Dans quelles circonstances une grève sera-t-elle légale?

Le présent billet fait un survol des règles applicables et d’une décision récente sur cette question.

Le droit de grève

L’article 2d) de la Charte canadienne des droits et libertés1 reconnaît la liberté d’association des individus, laquelle a considérablement évolué à travers la jurisprudence de la Cour suprême. En 2015, l’arrêt Saskatchewan Federation of Labour c. Saskatchewan2 confirmait la protection constitutionnelle du droit de grève en soulignant son rôle clé dans l’exercice de la liberté d’association3. Or, encore faut-il que le droit à la grève soit légalement acquis afin que celui-ci puisse être exercé validement.

Au Québec, la définition de « grève » dans le Code du travail4 (le «Code ») prévoit qu’il s’agit : 1) d’une cessation de travail  2) qui s’effectue de manière concertée 3) par un groupe de salariés5. La réunion de ces trois conditions est essentielle et l’absence de l’une d’elle sera fatale à ce que l’événement se qualifie comme une grève au sens du Code6.

La jurisprudence relative à ces conditions est abondante et mérite d’être revue à lumière des faits particuliers de chaque situation.

La légalité de la grève

Si un événement constitue effectivement une grève au sens du Code, il faut ensuite s’interroger sur la légalité de celle-ci. Bien que ce droit ait été constitutionnalisé, la grève demeure une composante de la négociation collective et elle ne peut être exercée qu’en période de négociation dans une unité de salariés accréditée par un syndicat7.

Il importe de reproduire certains commentaires de la Cour d’appel du Québec à ce sujet, soit qu’ « [u]ne association accréditée ne peut déclencher la grève où elle veut, quand elle veut et comme elle le veut. Elle doit, en conséquence, se conformer aux modalités d’exercice que le [Code] prévoit »8. Ainsi, le Code stipule notamment que pendant la durée de la convention collective, la grève est habituellement interdite9.

Dans le domaine public, des restrictions additionnelles s’ajoutent.

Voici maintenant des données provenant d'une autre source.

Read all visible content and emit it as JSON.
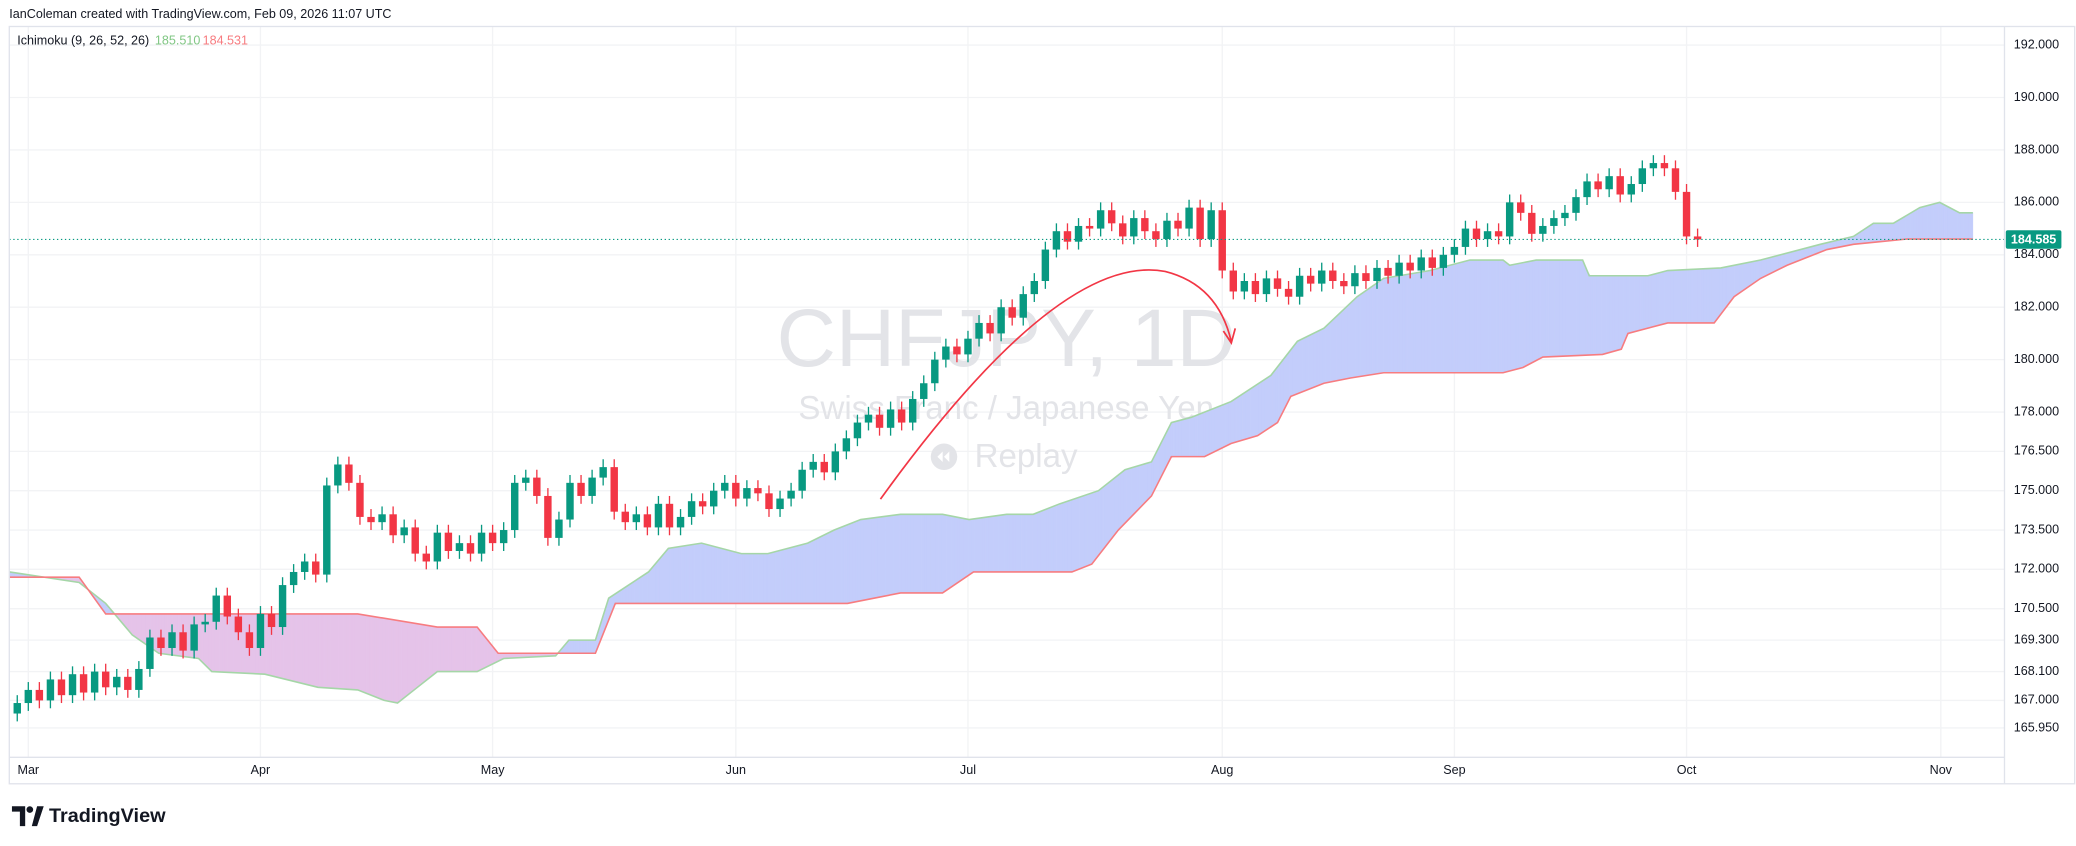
{
  "header": {
    "text": "IanColeman created with TradingView.com, Feb 09, 2026 11:07 UTC"
  },
  "watermark": {
    "symbol": "CHFJPY, 1D",
    "description": "Swiss Franc / Japanese Yen",
    "replay": "Replay"
  },
  "footer": {
    "brand": "TradingView"
  },
  "chart_data": {
    "type": "candlestick",
    "up_color": "#089981",
    "down_color": "#f23645",
    "open": [
      166.5,
      166.9,
      167.4,
      167.0,
      167.8,
      167.2,
      168.0,
      167.3,
      168.1,
      167.5,
      167.9,
      167.4,
      168.2,
      169.4,
      169.0,
      169.6,
      168.9,
      169.9,
      170.0,
      171.0,
      170.2,
      169.6,
      169.0,
      170.3,
      169.8,
      171.4,
      171.9,
      172.3,
      171.8,
      175.2,
      176.0,
      175.3,
      174.0,
      173.8,
      174.1,
      173.3,
      173.6,
      172.6,
      172.3,
      173.4,
      172.7,
      173.0,
      172.6,
      173.4,
      173.0,
      173.5,
      175.3,
      175.5,
      174.8,
      173.2,
      173.9,
      175.3,
      174.8,
      175.5,
      175.9,
      174.2,
      173.8,
      174.1,
      173.6,
      174.5,
      173.6,
      174.0,
      174.6,
      174.4,
      175.0,
      175.3,
      174.7,
      175.1,
      174.9,
      174.3,
      174.7,
      175.0,
      175.8,
      176.1,
      175.7,
      176.5,
      177.0,
      177.6,
      177.9,
      177.4,
      178.1,
      177.6,
      178.5,
      179.1,
      180.0,
      180.5,
      180.2,
      180.8,
      181.4,
      181.0,
      182.0,
      181.6,
      182.5,
      183.0,
      184.2,
      184.9,
      184.5,
      185.1,
      185.0,
      185.7,
      185.2,
      184.7,
      185.4,
      184.9,
      184.6,
      185.3,
      185.0,
      185.8,
      184.6,
      185.7,
      183.4,
      182.6,
      183.0,
      182.5,
      183.1,
      182.7,
      182.4,
      183.2,
      182.9,
      183.4,
      183.0,
      182.8,
      183.3,
      183.0,
      183.5,
      183.2,
      183.7,
      183.4,
      183.9,
      183.5,
      184.0,
      184.3,
      185.0,
      184.6,
      184.9,
      184.7,
      186.0,
      185.6,
      184.8,
      185.1,
      185.4,
      185.6,
      186.2,
      186.8,
      186.5,
      187.0,
      186.3,
      186.7,
      187.3,
      187.5,
      187.3,
      186.4,
      184.7
    ],
    "high": [
      167.2,
      167.7,
      167.7,
      168.1,
      168.1,
      168.3,
      168.3,
      168.4,
      168.4,
      168.2,
      168.2,
      168.5,
      169.7,
      169.7,
      169.9,
      169.9,
      170.2,
      170.3,
      171.3,
      171.3,
      170.5,
      169.9,
      170.6,
      170.6,
      171.7,
      172.2,
      172.6,
      172.6,
      175.5,
      176.3,
      176.3,
      175.6,
      174.3,
      174.4,
      174.4,
      173.9,
      173.9,
      172.9,
      173.7,
      173.7,
      173.3,
      173.3,
      173.7,
      173.7,
      173.8,
      175.6,
      175.8,
      175.8,
      175.1,
      174.2,
      175.6,
      175.6,
      175.8,
      176.2,
      176.2,
      174.5,
      174.4,
      174.4,
      174.8,
      174.8,
      174.3,
      174.9,
      174.9,
      175.3,
      175.6,
      175.6,
      175.4,
      175.4,
      175.2,
      175.0,
      175.3,
      176.1,
      176.4,
      176.4,
      176.8,
      177.3,
      177.9,
      178.2,
      178.2,
      178.4,
      178.4,
      178.8,
      179.4,
      180.3,
      180.8,
      180.8,
      181.1,
      181.7,
      181.7,
      182.3,
      182.3,
      182.8,
      183.3,
      184.5,
      185.2,
      185.2,
      185.4,
      185.4,
      186.0,
      186.0,
      185.5,
      185.7,
      185.7,
      185.2,
      185.6,
      185.6,
      186.1,
      186.1,
      186.0,
      186.0,
      183.7,
      183.3,
      183.3,
      183.4,
      183.4,
      183.0,
      183.5,
      183.5,
      183.7,
      183.7,
      183.3,
      183.6,
      183.6,
      183.8,
      183.8,
      184.0,
      184.0,
      184.2,
      184.2,
      184.3,
      184.6,
      185.3,
      185.3,
      185.2,
      185.2,
      186.3,
      186.3,
      185.9,
      185.4,
      185.7,
      185.9,
      186.5,
      187.1,
      187.1,
      187.3,
      187.3,
      187.0,
      187.6,
      187.8,
      187.8,
      187.6,
      186.7,
      185.0
    ],
    "low": [
      166.2,
      166.6,
      166.7,
      166.7,
      166.9,
      166.9,
      167.0,
      167.0,
      167.2,
      167.2,
      167.1,
      167.1,
      167.9,
      168.7,
      168.7,
      168.6,
      168.6,
      169.6,
      169.7,
      169.9,
      169.3,
      168.7,
      168.7,
      169.5,
      169.5,
      171.1,
      171.6,
      171.5,
      171.5,
      174.9,
      175.0,
      173.7,
      173.5,
      173.5,
      173.0,
      173.0,
      172.3,
      172.0,
      172.0,
      172.4,
      172.4,
      172.3,
      172.3,
      172.7,
      172.7,
      173.2,
      175.0,
      174.5,
      172.9,
      172.9,
      173.6,
      174.5,
      174.5,
      175.2,
      173.9,
      173.5,
      173.5,
      173.3,
      173.3,
      173.3,
      173.3,
      173.7,
      174.1,
      174.1,
      174.7,
      174.4,
      174.4,
      174.6,
      174.0,
      174.0,
      174.4,
      174.7,
      175.5,
      175.4,
      175.4,
      176.2,
      176.7,
      177.3,
      177.1,
      177.1,
      177.3,
      177.3,
      178.2,
      178.8,
      179.7,
      179.9,
      179.9,
      180.5,
      180.7,
      180.7,
      181.3,
      181.3,
      182.2,
      182.7,
      183.9,
      184.2,
      184.2,
      184.7,
      184.7,
      184.9,
      184.4,
      184.4,
      184.6,
      184.3,
      184.3,
      184.7,
      184.7,
      184.3,
      184.3,
      183.1,
      182.3,
      182.3,
      182.2,
      182.2,
      182.4,
      182.1,
      182.1,
      182.6,
      182.6,
      182.7,
      182.5,
      182.5,
      182.7,
      182.7,
      182.9,
      182.9,
      183.1,
      183.1,
      183.2,
      183.2,
      183.7,
      184.0,
      184.3,
      184.3,
      184.4,
      184.4,
      185.3,
      184.5,
      184.5,
      184.8,
      185.1,
      185.3,
      185.9,
      186.2,
      186.2,
      186.0,
      186.0,
      186.4,
      187.0,
      187.0,
      186.1,
      184.4,
      184.3
    ],
    "close": [
      166.9,
      167.4,
      167.0,
      167.8,
      167.2,
      168.0,
      167.3,
      168.1,
      167.5,
      167.9,
      167.4,
      168.2,
      169.4,
      169.0,
      169.6,
      168.9,
      169.9,
      170.0,
      171.0,
      170.2,
      169.6,
      169.0,
      170.3,
      169.8,
      171.4,
      171.9,
      172.3,
      171.8,
      175.2,
      176.0,
      175.3,
      174.0,
      173.8,
      174.1,
      173.3,
      173.6,
      172.6,
      172.3,
      173.4,
      172.7,
      173.0,
      172.6,
      173.4,
      173.0,
      173.5,
      175.3,
      175.5,
      174.8,
      173.2,
      173.9,
      175.3,
      174.8,
      175.5,
      175.9,
      174.2,
      173.8,
      174.1,
      173.6,
      174.5,
      173.6,
      174.0,
      174.6,
      174.4,
      175.0,
      175.3,
      174.7,
      175.1,
      174.9,
      174.3,
      174.7,
      175.0,
      175.8,
      176.1,
      175.7,
      176.5,
      177.0,
      177.6,
      177.9,
      177.4,
      178.1,
      177.6,
      178.5,
      179.1,
      180.0,
      180.5,
      180.2,
      180.8,
      181.4,
      181.0,
      182.0,
      181.6,
      182.5,
      183.0,
      184.2,
      184.9,
      184.5,
      185.1,
      185.0,
      185.7,
      185.2,
      184.7,
      185.4,
      184.9,
      184.6,
      185.3,
      185.0,
      185.8,
      184.6,
      185.7,
      183.4,
      182.6,
      183.0,
      182.5,
      183.1,
      182.7,
      182.4,
      183.2,
      182.9,
      183.4,
      183.0,
      182.8,
      183.3,
      183.0,
      183.5,
      183.2,
      183.7,
      183.4,
      183.9,
      183.5,
      184.0,
      184.3,
      185.0,
      184.6,
      184.9,
      184.7,
      186.0,
      185.6,
      184.8,
      185.1,
      185.4,
      185.6,
      186.2,
      186.8,
      186.5,
      187.0,
      186.3,
      186.7,
      187.3,
      187.5,
      187.3,
      186.4,
      184.7,
      184.585
    ],
    "indicator": {
      "label": "Ichimoku (9, 26, 52, 26)",
      "readings": [
        "185.510",
        "184.531"
      ],
      "reading_colors": [
        "#81c784",
        "#f77c80"
      ]
    },
    "cloud": {
      "fill_up": "#c3cdfb",
      "fill_down": "#e5c3e9",
      "span_a": {
        "color": "#a5d6a7",
        "x": [
          -0.7,
          5.6,
          8.0,
          10.4,
          12.8,
          16.4,
          17.6,
          22.4,
          27.2,
          30.8,
          33.2,
          34.4,
          36.2,
          38.0,
          41.6,
          44.0,
          48.7,
          49.9,
          52.3,
          53.5,
          55.3,
          57.1,
          58.9,
          61.9,
          65.5,
          67.9,
          71.5,
          73.9,
          76.3,
          79.9,
          83.7,
          86.1,
          89.5,
          91.9,
          94.3,
          97.8,
          100.2,
          102.6,
          104.4,
          106.2,
          109.8,
          113.4,
          115.8,
          118.2,
          121.2,
          123.6,
          127.8,
          131.4,
          134.4,
          135.0,
          137.4,
          141.6,
          142.2,
          147.5,
          149.3,
          154.1,
          157.7,
          163.1,
          166.1,
          167.9,
          169.7,
          172.1,
          173.9,
          175.7,
          176.9
        ],
        "values": [
          171.9,
          171.5,
          170.7,
          169.5,
          168.8,
          168.6,
          168.1,
          168.0,
          167.5,
          167.4,
          167.0,
          166.9,
          167.5,
          168.1,
          168.1,
          168.6,
          168.7,
          169.3,
          169.3,
          170.9,
          171.4,
          171.9,
          172.8,
          173.0,
          172.6,
          172.6,
          173.0,
          173.5,
          173.9,
          174.1,
          174.1,
          173.9,
          174.1,
          174.1,
          174.5,
          175.0,
          175.8,
          176.1,
          177.6,
          177.8,
          178.4,
          179.4,
          180.7,
          181.2,
          182.4,
          183.1,
          183.4,
          183.8,
          183.8,
          183.6,
          183.8,
          183.8,
          183.2,
          183.2,
          183.4,
          183.5,
          183.8,
          184.4,
          184.7,
          185.2,
          185.2,
          185.8,
          186.0,
          185.6,
          185.6
        ]
      },
      "span_b": {
        "color": "#f77c80",
        "x": [
          -0.7,
          5.6,
          8.0,
          30.8,
          38.0,
          41.6,
          43.5,
          52.3,
          54.1,
          75.1,
          77.5,
          79.9,
          83.7,
          86.5,
          95.4,
          97.2,
          99.6,
          102.6,
          104.4,
          107.4,
          109.8,
          112.2,
          114.0,
          115.2,
          118.2,
          120.6,
          123.6,
          134.4,
          136.2,
          138.0,
          143.4,
          145.1,
          145.7,
          149.3,
          153.5,
          155.3,
          157.7,
          160.1,
          162.5,
          163.7,
          166.1,
          168.5,
          170.9,
          176.9
        ],
        "values": [
          171.7,
          171.7,
          170.3,
          170.3,
          169.8,
          169.8,
          168.8,
          168.8,
          170.7,
          170.7,
          170.9,
          171.1,
          171.1,
          171.9,
          171.9,
          172.2,
          173.5,
          174.8,
          176.3,
          176.3,
          176.8,
          177.1,
          177.6,
          178.6,
          179.1,
          179.3,
          179.5,
          179.5,
          179.7,
          180.1,
          180.2,
          180.4,
          181.0,
          181.4,
          181.4,
          182.4,
          183.1,
          183.6,
          184.0,
          184.2,
          184.4,
          184.5,
          184.6,
          184.6
        ]
      }
    },
    "xlim": [
      -0.72,
      179.76
    ],
    "xticks": [
      {
        "value": 1,
        "label": "Mar"
      },
      {
        "value": 22,
        "label": "Apr"
      },
      {
        "value": 43,
        "label": "May"
      },
      {
        "value": 65,
        "label": "Jun"
      },
      {
        "value": 86,
        "label": "Jul"
      },
      {
        "value": 109,
        "label": "Aug"
      },
      {
        "value": 130,
        "label": "Sep"
      },
      {
        "value": 151,
        "label": "Oct"
      },
      {
        "value": 174,
        "label": "Nov"
      }
    ],
    "ylim": [
      164.83,
      192.71
    ],
    "yticks": [
      {
        "value": 165.95,
        "label": "165.950"
      },
      {
        "value": 167,
        "label": "167.000"
      },
      {
        "value": 168.1,
        "label": "168.100"
      },
      {
        "value": 169.3,
        "label": "169.300"
      },
      {
        "value": 170.5,
        "label": "170.500"
      },
      {
        "value": 172,
        "label": "172.000"
      },
      {
        "value": 173.5,
        "label": "173.500"
      },
      {
        "value": 175,
        "label": "175.000"
      },
      {
        "value": 176.5,
        "label": "176.500"
      },
      {
        "value": 178,
        "label": "178.000"
      },
      {
        "value": 180,
        "label": "180.000"
      },
      {
        "value": 182,
        "label": "182.000"
      },
      {
        "value": 184,
        "label": "184.000"
      },
      {
        "value": 186,
        "label": "186.000"
      },
      {
        "value": 188,
        "label": "188.000"
      },
      {
        "value": 190,
        "label": "190.000"
      },
      {
        "value": 192,
        "label": "192.000"
      }
    ],
    "grid": true
  }
}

Pour les pompiers et les policiers à l’emploi d’une municipalité, la grève est tout simplement défendue10. Le droit de grève peut également être restreint dans certains secteurs. À titre d’exemple, en cas de grève dans les services publics et les secteurs public et parapublic, les parties seront notamment tenues de maintenir des services essentiels11. Si un litige survient quant à la suffisance des services fournis au public dans le cadre d’une grève, le tribunal compétent disposera de larges pouvoirs de redressement afin d’éviter qu’un conflit de travail cause un préjudice au public12.

L’exposé de ces principes nous permet d’aborder une décision récente où le Tribunal administratif du travail (« Tribunal ») avait justement à décider de la légalité d’une grève déclenchée par les salariés de la Société de transport de Montréal, un service public, qui étaient chargés du nettoyage des autobus pendant la pandémie de Covid-1913. Le Tribunal a considéré que l’interruption de travail de plus de 200 salariés constituait une action concertée par les salariés et donc une grève au sens du Code14.

Or, cette grève survenait pendant la durée de la convention collective et à l’extérieur des périodes où elle était autorisée. Le Tribunal a conclu  que « la crise sanitaire rend particulièrement nécessaire le nettoyage des autobus » et que l’arrêt de travail illégal « cause un préjudice ou est susceptible de causer préjudice au service auquel la population a droit »15.

Dans ce contexte, le Tribunal a déclaré que l’arrêt de travail était illégal, a ordonné aux salariés de fournir leur prestation de travail usuelle et a ordonné au syndicat de prendre toutes les mesures nécessaires pour que la prestation de travail des salariés soit fournie.

Les sanctions

Le Code sanctionne la déclaration, la provocation ou la participation à une grève illégale par des amendes. Une personne ou une organisation contrevenante pourrait se voir imposer une amende qui variera de 25 $ à 50 000 $ par jour de grève illégale16.

Il faut également souligner que lorsque le Tribunal rend une ordonnance visant le maintien des services essentiels, la décision peut être déposée au greffe de la Cour supérieure afin qu’elle bénéficie de la même force et du même effet qu’un jugement de cette cour17. Cela permet au bénéficiaire de l’ordonnance de saisir le tribunal compétent pour obtenir une condamnation pour outrage au tribunal contre ceux qui refuseraient de se conformer à l’ordonnance. Une amende allant jusqu’à 50 000$ avec ou sans emprisonnement est également une sanction qui peut être prononcée en matière d’outrage au tribunal.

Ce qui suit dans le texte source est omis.